这些消息不断向身处中军的图克汇集,这位野心勃勃的草原大汗心里清楚,胜利的天平不断朝燕军倾斜。
难道今日便是鞑靼主力的覆灭之时?
图克不由自主想到十六年前的宣大之战,他们父子二人竟然会走向同样的结局。
“大汗!”
博尔术的声音陡然从后方传来,图克赤红的双眼朝后望去,只见他的妹夫面色苍白地说道:“后军已经调整妥当,现在便可朝南撤出峡谷!”
图克心里清楚,即便顺利退出峡谷也不意味着危机解除,因为从黄榆沟到古北口这段路依旧位于潮河峡谷之内,东西两边都是燕山余脉。
但是无论如何,总比在这狭窄谷地之内被动挨打要好。
“往南!”
图克一声令下,鞑靼主力便开始向谷地南侧移动,速度依然不够快。
博尔术亲自来到后军指挥,此地距离峡谷入口约有七八里地,距离不算短,但是只要大军能够动起来,速度肯定能不断加快。
便在这时——
一阵低沉雄浑又穿透力极强的号角声,如同来自九幽的催命符,骤然从黄榆沟的南端入口处响起!
这号角声是如此熟悉,又如此令人绝望!
“燕军!是燕军的主力骑兵!”
几名哨骑魂飞魄散地疾驰而来,仓惶道:“大汗,燕军的铁甲骑兵来了!”
图克和博尔术骤然变色。
仅仅片刻之后,南边洪流席卷而来。
烟尘弥漫中,一面巨大的“王”字将旗迎风烈烈招展。
旗帜之下,蓟镇副总兵王培公身披玄甲手持长槊,跨坐于一匹神骏异常的乌骓马上。
在他身后,是四千五百名杀气冲霄的蓟镇铁骑!
王培公高高举起手中长槊,那动作带着千钧之力,仿佛举起大燕所有人的愤怒与复仇之志。
“为了古北口死难的兄弟!”
“为了京畿惨死的父老!”
“杀!!!”
他一马当先,拍马朝前冲去!
“杀!杀!杀!”
四千五百名铁骑同声怒吼,声浪汇聚成一股摧山坼地的恐怖风暴,瞬间压过峡谷内所有的喧杂。

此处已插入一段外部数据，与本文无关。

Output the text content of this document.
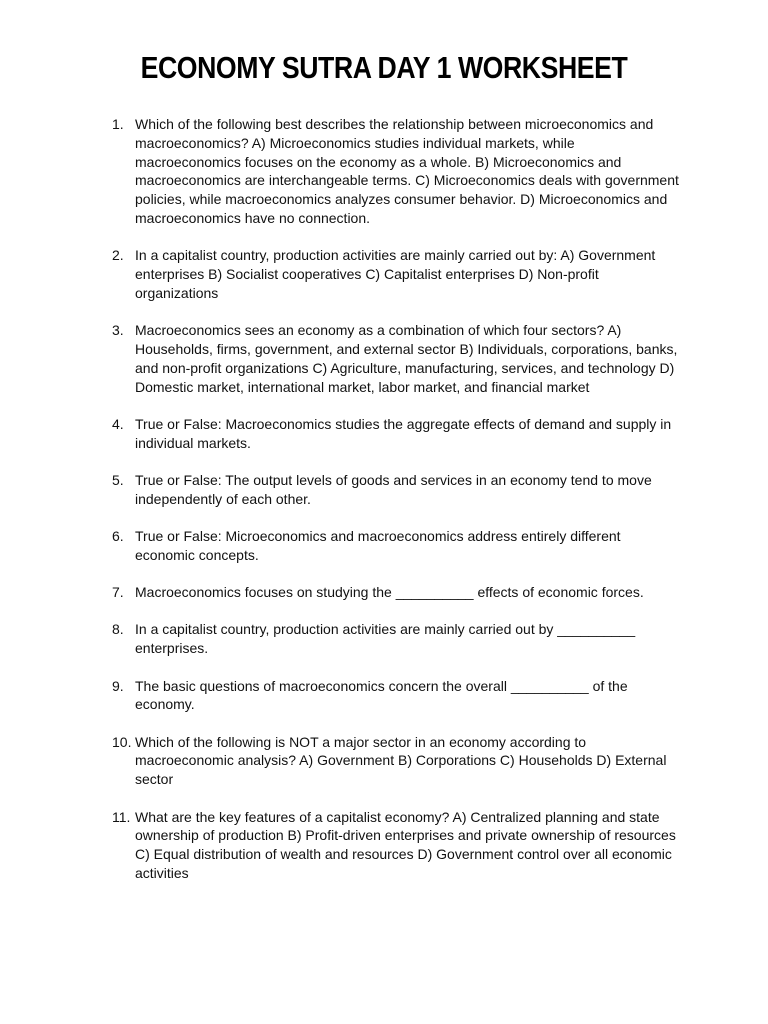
ECONOMY SUTRA DAY 1 WORKSHEET
1. Which of the following best describes the relationship between microeconomics and macroeconomics? A) Microeconomics studies individual markets, while macroeconomics focuses on the economy as a whole. B) Microeconomics and macroeconomics are interchangeable terms. C) Microeconomics deals with government policies, while macroeconomics analyzes consumer behavior. D) Microeconomics and macroeconomics have no connection.
2. In a capitalist country, production activities are mainly carried out by: A) Government enterprises B) Socialist cooperatives C) Capitalist enterprises D) Non-profit organizations
3. Macroeconomics sees an economy as a combination of which four sectors? A) Households, firms, government, and external sector B) Individuals, corporations, banks, and non-profit organizations C) Agriculture, manufacturing, services, and technology D) Domestic market, international market, labor market, and financial market
4. True or False: Macroeconomics studies the aggregate effects of demand and supply in individual markets.
5. True or False: The output levels of goods and services in an economy tend to move independently of each other.
6. True or False: Microeconomics and macroeconomics address entirely different economic concepts.
7. Macroeconomics focuses on studying the __________ effects of economic forces.
8. In a capitalist country, production activities are mainly carried out by __________ enterprises.
9. The basic questions of macroeconomics concern the overall __________ of the economy.
10. Which of the following is NOT a major sector in an economy according to macroeconomic analysis? A) Government B) Corporations C) Households D) External sector
11. What are the key features of a capitalist economy? A) Centralized planning and state ownership of production B) Profit-driven enterprises and private ownership of resources C) Equal distribution of wealth and resources D) Government control over all economic activities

他们如同决堤的怒涛,又如崩塌的山峦,带着碾碎一切的毁灭气势,向着已经陷入绝境的鞑靼大军,发起雷霆万钧的冲锋!
沉重的马蹄践踏大地,整个峡谷都在颤抖!
大燕骑兵在和鞑靼后军接触的那一刻,犹如滚汤破雪势如破竹。
至此,合围之势已成。
虽然王培公麾下只有四千五百骑,而鞑靼大军有三万余人,但是他们根本无法在此地摆开阵势,只有一小部分人能够直面大燕骑兵,而更多的鞑靼兵则要承受两侧山坡上源源不断的凶猛打击。
图克看着那席卷而来的铁甲骑兵,看着两侧山坡上依旧在浴血阻击己方攀爬的燕军,看着谷中仍在熊熊燃烧的烈焰……一股前所未有的绝望将他淹没,比燕山最凛冽的寒风还要刺骨。

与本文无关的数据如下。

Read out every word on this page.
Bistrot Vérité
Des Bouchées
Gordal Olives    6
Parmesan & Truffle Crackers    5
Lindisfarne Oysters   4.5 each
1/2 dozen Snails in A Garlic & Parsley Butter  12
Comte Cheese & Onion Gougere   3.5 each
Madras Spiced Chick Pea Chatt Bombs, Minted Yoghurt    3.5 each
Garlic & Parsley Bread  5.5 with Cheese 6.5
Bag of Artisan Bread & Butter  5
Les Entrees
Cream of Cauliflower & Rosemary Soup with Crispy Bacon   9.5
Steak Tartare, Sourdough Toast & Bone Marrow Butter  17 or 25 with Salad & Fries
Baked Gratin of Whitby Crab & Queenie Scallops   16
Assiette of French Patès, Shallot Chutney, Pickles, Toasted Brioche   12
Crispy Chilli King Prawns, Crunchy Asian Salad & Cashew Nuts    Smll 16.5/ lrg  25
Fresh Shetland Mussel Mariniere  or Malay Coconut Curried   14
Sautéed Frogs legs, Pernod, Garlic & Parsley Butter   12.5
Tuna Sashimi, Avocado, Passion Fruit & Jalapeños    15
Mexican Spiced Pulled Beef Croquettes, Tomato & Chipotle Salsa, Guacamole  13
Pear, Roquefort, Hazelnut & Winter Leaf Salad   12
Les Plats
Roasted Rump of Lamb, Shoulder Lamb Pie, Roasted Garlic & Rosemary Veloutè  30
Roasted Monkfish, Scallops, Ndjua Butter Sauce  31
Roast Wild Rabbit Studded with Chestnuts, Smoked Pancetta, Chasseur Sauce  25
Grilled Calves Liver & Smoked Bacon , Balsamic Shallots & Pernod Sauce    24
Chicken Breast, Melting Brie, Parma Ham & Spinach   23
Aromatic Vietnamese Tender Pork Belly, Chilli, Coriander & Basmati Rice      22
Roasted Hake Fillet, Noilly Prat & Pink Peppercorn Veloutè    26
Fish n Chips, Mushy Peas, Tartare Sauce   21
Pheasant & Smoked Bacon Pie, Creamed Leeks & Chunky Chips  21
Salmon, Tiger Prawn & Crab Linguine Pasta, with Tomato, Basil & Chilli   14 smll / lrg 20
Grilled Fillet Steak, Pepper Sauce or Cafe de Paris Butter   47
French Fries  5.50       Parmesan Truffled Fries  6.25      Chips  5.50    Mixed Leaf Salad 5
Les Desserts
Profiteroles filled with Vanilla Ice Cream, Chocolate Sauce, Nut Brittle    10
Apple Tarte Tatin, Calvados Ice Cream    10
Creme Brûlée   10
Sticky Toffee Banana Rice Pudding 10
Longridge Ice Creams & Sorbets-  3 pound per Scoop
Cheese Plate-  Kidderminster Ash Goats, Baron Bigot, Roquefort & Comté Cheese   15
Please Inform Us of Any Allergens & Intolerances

什么雄图霸业,什么草原共主,此刻皆已成为可笑的泡影。
绝境之中,后路被堵,败局已定。
不知过了多久,前方终于传来一个好消息,阿尔斯楞率领的先锋在付出惨痛的伤亡之后,终于在碎石之中清理出一条狭窄的通道。
“往北!冲过去!”
图克用尽全身力气,发出最后一道命令。
随着苍凉呜咽的号角声响起,鞑靼大军的抵抗意志彻底崩溃。
王培公见状自然不会错过这个痛打落水狗的机会,率领蓟镇铁骑衔尾追杀。
与此同时,两侧山脊上的燕军伏兵也发出总攻的号令。
“杀下去!一个不留!”
石震和左光浑身浴血,带着同样杀红眼的禁军、辽东和蓟镇两地的锐卒,如同猛虎下山般顺着陡坡冲杀而下!
……
残阳似血,古北口关墙之上。
薛淮长身肃立,静静地望着北方辽阔的山川。
江胜有些紧张地站在一旁,满怀期盼地看向北面。
时间一点一滴流逝。
几个黑点忽然出现在江胜的视线中。
黑点越来越近,逐渐变成策马疾驰的大燕精骑。
当距离缩短至数十丈时,他们激动的喊声顺着大风传来,在关墙之上回荡。
“我军大胜!”
“我军大胜!”
“我军大胜!”
留守古北口的两千余将士此刻已经知晓薛淮的安排,在极短的沉默之后,山呼海啸一般的吼声直上云霄!
一片欢呼声中,薛淮俊逸的面庞上终于浮现一抹释然的笑意。